The Juche Tower is a monument in Pyongyang, North Korea. Completed in 1982 it is sited on the bank of the River Taedong on the edge of Kim Il Sung Square. It was made to commemorate to 70th birthday of Kim Il Sung. It is claimed that it was designed by Kim Jong Il.

The 170 metre structure is a four sided tapering 150 metre granite spire containing 25,550 blocks (one for each day of Kim Il Sung's life), dressed in white stone with seventy dividers and capped with a 20 metre high, 45 ton, illuminated metal torch. It is possible to ascend the tower. It is reported that the tower was built in 35 days and was dressed in 76 days.

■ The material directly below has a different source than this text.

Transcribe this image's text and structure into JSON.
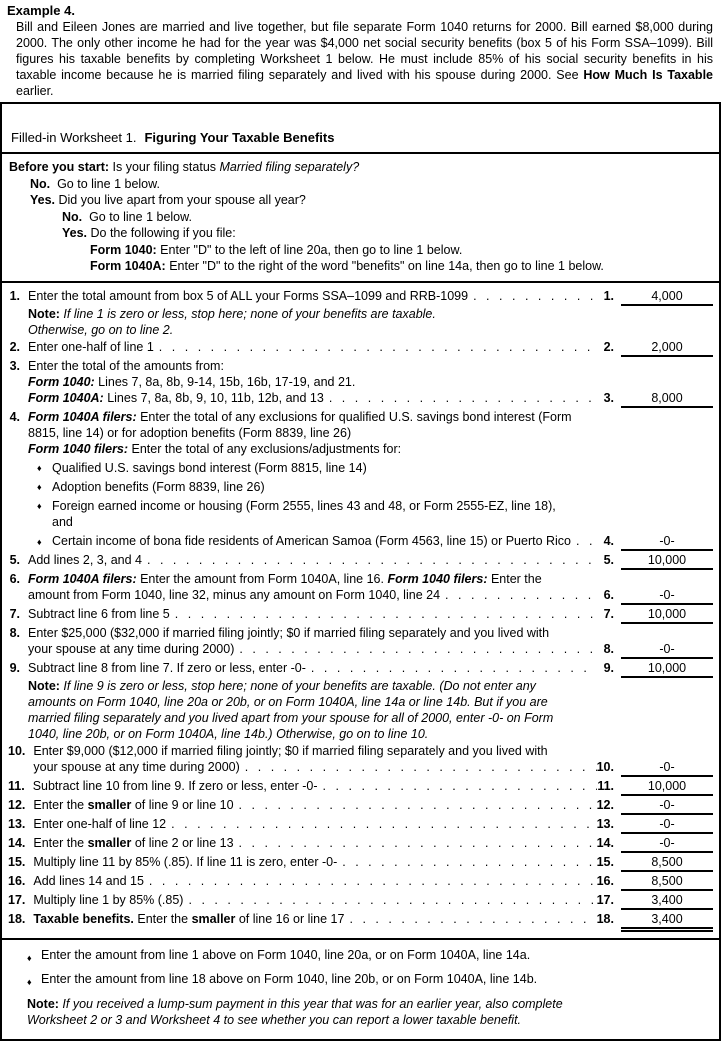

Associated with the tower is a 30 metres high statue consisting of three figures - one with a hammer, one with a sickle and one with a writing brush (an idealised worker, a peasant and a "working intellectual"). There are six smaller stature groups, each 10 metres high, symbolizing other aspects of Kim Il Sung's ideology. Also close to the tower is a wall of 82 friendship plaques, apparently from foreign supporters. Around the tower there are also pavilions and water features. It is claimed that the tower has become a popular pilgrimage site for North Koreans.

The tower is named after the principle of juche, developed by Kim Il Sung as a blend of autarky, self-reliance, Korean traditionalism, and Marxism. The name of the tower is sometimes translated as the Tower of the Juche Idea or Juche Ideology Tower.